Dolphin Address 16
June 26th 2006
Willem accompanied me to Gleninah. The pier wall runs in, sheltering a shallow slipway, continued by a sandy stretch easing down. The water was crystal clear with masses of very young sand eels and a few of these nasty lamp shade jellyfish. If need be I can carry the whole boat by myself, but Willem helped me to get it down to the water. I instructed him on the Nikon and the Everio capture and got into my wetsuit. First check was if I could get out in time before drowning. No bother at all. I sat in again and pushed myself out.
Then I let the mono kick in. You might have a burst of bad laughter. I did move, but hardly at pedestrian speed. Instead of sinking myself into the grim ridicule of tourist idiocy I kept on pumping, trying out different ways to counter the reacting up and down movement of the boat to the pushing and heaving of the mono.
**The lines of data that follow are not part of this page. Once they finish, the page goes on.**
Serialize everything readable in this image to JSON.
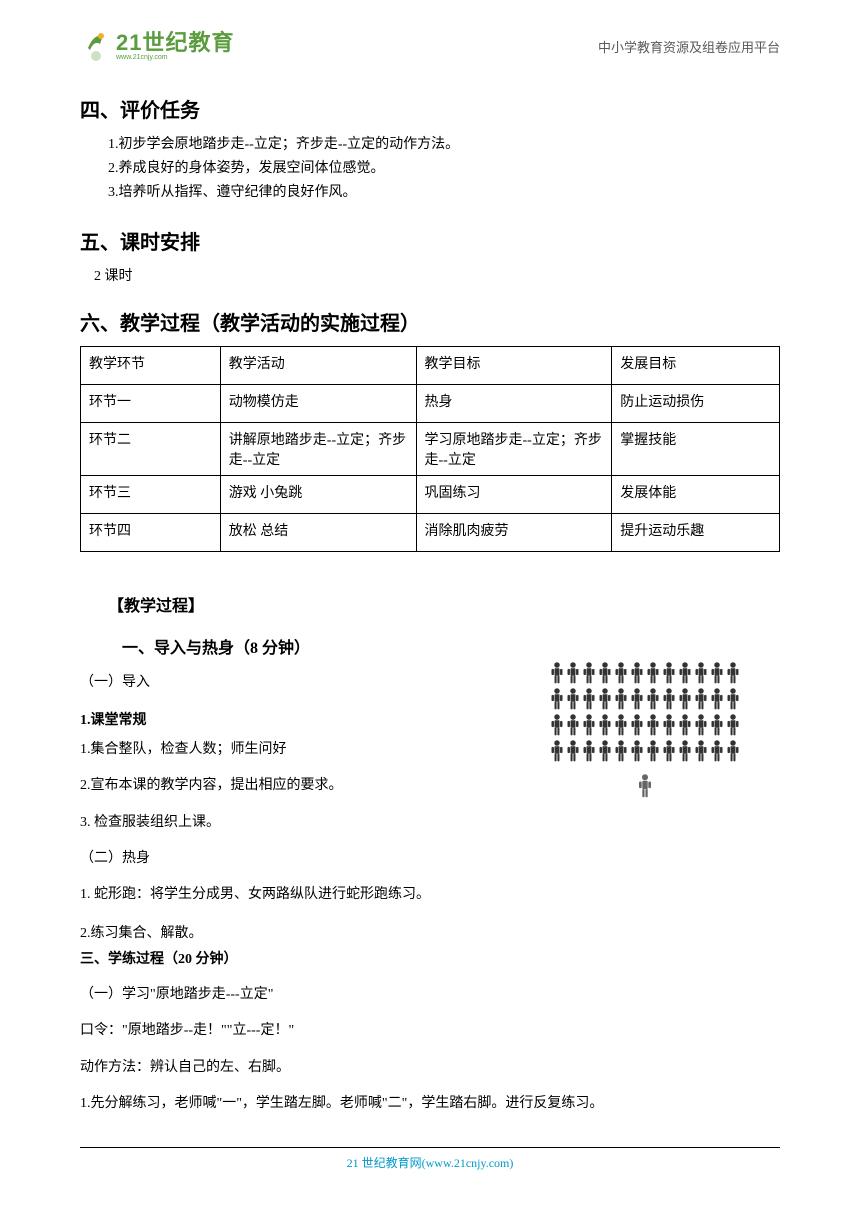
{
  "header": {
    "logo_main": "21世纪教育",
    "logo_sub": "www.21cnjy.com",
    "right_text": "中小学教育资源及组卷应用平台"
  },
  "section4": {
    "title": "四、评价任务",
    "items": [
      "1.初步学会原地踏步走--立定；齐步走--立定的动作方法。",
      "2.养成良好的身体姿势，发展空间体位感觉。",
      "3.培养听从指挥、遵守纪律的良好作风。"
    ]
  },
  "section5": {
    "title": "五、课时安排",
    "text": "2 课时"
  },
  "section6": {
    "title": "六、教学过程（教学活动的实施过程）"
  },
  "table": {
    "headers": [
      "教学环节",
      "教学活动",
      "教学目标",
      "发展目标"
    ],
    "rows": [
      [
        "环节一",
        "动物模仿走",
        "热身",
        "防止运动损伤"
      ],
      [
        "环节二",
        "讲解原地踏步走--立定；齐步走--立定",
        "学习原地踏步走--立定；齐步走--立定",
        "掌握技能"
      ],
      [
        "环节三",
        "游戏 小兔跳",
        "巩固练习",
        "发展体能"
      ],
      [
        "环节四",
        "放松 总结",
        "消除肌肉疲劳",
        "提升运动乐趣"
      ]
    ]
  },
  "lesson": {
    "heading": "【教学过程】",
    "part1_title": "一、导入与热身（8 分钟）",
    "intro_label": "（一）导入",
    "routine_label": "1.课堂常规",
    "routine_items": [
      "1.集合整队，检查人数；师生问好",
      "2.宣布本课的教学内容，提出相应的要求。",
      "3. 检查服装组织上课。"
    ],
    "warmup_label": "（二）热身",
    "warmup_items": [
      "1. 蛇形跑：将学生分成男、女两路纵队进行蛇形跑练习。",
      "2.练习集合、解散。"
    ],
    "part3_title": "三、学练过程（20 分钟）",
    "practice_items": [
      "（一）学习\"原地踏步走---立定\"",
      "口令：\"原地踏步--走！\"\"立---定！\"",
      "动作方法：辨认自己的左、右脚。",
      "1.先分解练习，老师喊\"一\"，学生踏左脚。老师喊\"二\"，学生踏右脚。进行反复练习。"
    ]
  },
  "formation": {
    "rows": 4,
    "cols": 12
  },
  "footer": {
    "text": "21 世纪教育网(www.21cnjy.com)"
  },
  "colors": {
    "logo_green": "#5a9c3e",
    "footer_blue": "#0099cc",
    "text_gray": "#595959",
    "black": "#000000",
    "icon_dark": "#333333"
  }
}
I found that, having gained some speed it became easier to keep it up, but that was all the good news. So I got to troubleshooting. Ideally one of us should have been pumping inside the boat, while the other would have filmed the way the mono pushed away the water underneath(finally got the new Everio underwater housing in!). I could not hang outside the boat to look underneath as it would capsize.
Photo: Willem Verhulst
So I had to make do with mainly abstract thinking. Of course I looked underneath from under water myself, pushing and heaving the lever, but as I could not be inside at the same time it was also conjecture. When I sit in by my weight the boat hangs a bit backward. This alters the cutting angle of the mono into an upward tilt and therefore it is far less effective. So I am going to add a length of plywood to the back of the frame, making it longer and wider. On the picture you can see the blue of the wrapper of a 5 litre water bottle strung on top of the extremes of the frame wing. That I want to extend, hanging two 2 litre Coke bottles under the extremes on either side, more if need be. This would level the boat position effectively. I'm thinking to make the coke bottles swivel able, with a rudder attached, so they do not only make me float level, but are simultaneously effective in steering.
The mono I attached is the oldest and weakest that I have. I got rather tired from the pumping itself, not so much from the actual resistance. The lever does an excellent power job. So I'm going to construct an entirely new wing for under the boat that is much larger and allows a limited tilt to the hinged leading edge. Under the proper, level, angle it would be much more effective in push-off power and once it gets going it will be easier to keep feeding power, like it is with swimming the WW+mono. Between the extremes of the frame wing I want to stretch a sheet of rubber so the upstroke will squeeze backwards the cushion created between it and the bottom of the boat and the underside of the rubber sheet.
I’m not there by a long stretch, but I’m on my way.